We found Moxie and headed back to the hotel Moxie had to come to a halt at one point when a construction worker’s truck blocked the road and a school bus came the other way. Half a dozen boys in their school uniforms piled off the bus. Their uniforms were spotless white and featured long skirts instead of pants; a nod to the island tradition. Here’s an ugly, out of focus photo because they looked so great.

I took a nap when I got back (god, it felt SO GOOD!), and then I met Twig and Harry at the beach club, where they’d scored loungers and wine in view of the sea. As afternoon faded to dusk and nighttime, I was so enraptured by the palm trees in front of us, tossing and waving in a breeze that was ALMOST too chilly but not, that I took six billion photographs of the same thing. Here is a small selection. I hope you can see the tranquility and relaxation in the poor photography.

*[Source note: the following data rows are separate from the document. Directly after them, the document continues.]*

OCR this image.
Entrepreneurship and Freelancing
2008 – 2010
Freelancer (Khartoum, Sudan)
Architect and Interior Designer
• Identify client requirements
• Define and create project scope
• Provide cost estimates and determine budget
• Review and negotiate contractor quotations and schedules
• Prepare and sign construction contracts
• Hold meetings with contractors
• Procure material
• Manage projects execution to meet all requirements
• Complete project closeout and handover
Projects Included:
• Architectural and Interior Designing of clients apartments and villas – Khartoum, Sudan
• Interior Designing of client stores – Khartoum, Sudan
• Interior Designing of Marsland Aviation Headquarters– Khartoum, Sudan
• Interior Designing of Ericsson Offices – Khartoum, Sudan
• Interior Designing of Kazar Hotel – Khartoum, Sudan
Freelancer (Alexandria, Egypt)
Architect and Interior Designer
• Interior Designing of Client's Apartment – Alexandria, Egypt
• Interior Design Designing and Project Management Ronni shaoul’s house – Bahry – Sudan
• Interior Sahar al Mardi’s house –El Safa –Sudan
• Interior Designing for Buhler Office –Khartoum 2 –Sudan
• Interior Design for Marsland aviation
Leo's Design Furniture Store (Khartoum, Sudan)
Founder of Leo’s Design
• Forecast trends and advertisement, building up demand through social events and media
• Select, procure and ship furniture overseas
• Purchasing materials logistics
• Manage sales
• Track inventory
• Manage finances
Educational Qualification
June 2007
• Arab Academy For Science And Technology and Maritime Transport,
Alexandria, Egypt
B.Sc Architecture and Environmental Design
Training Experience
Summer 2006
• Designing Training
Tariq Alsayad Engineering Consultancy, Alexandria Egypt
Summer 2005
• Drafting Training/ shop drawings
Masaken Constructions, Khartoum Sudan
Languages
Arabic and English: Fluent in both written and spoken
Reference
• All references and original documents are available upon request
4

A vertical panorama to over my head and behind me:



We had dinner at the beach club and have now crawled gratefully to our beds. Tomorrow we need to transfer to the Sheraton (on the Bula Bus route, but how to get our enormous bags onto the Bula Bus? I think we’re going to have to take a taxi about fifteen feet down the road; this will call for an immense tip) because the Lindblad people are meeting the group there. We’ll spend one night at the Sheraton before taking the charter flight to the Solomon Islands to get to the ship. Twig’s brilliant idea is to check out of the hotel, leave our bags with the bell captain, and go to the beach club and sit for hours in one of the latticed cabanas by the sea, doing exactly nothing until it’s time to head to the Sheraton.
Does that sound good? Ohhh. Yeah. That sounds like an awesome plan. Might mean tomorrow’s post is just fifteen shots of the same oceanscape and a melting of all tensions. For me, anyway, if not for you!
Bedtime. Blissful, delicious bedtime. I like it here.
So lovely! I adore your hat! Why does that last flower pic look like some weird cross between a duck and a poodle?!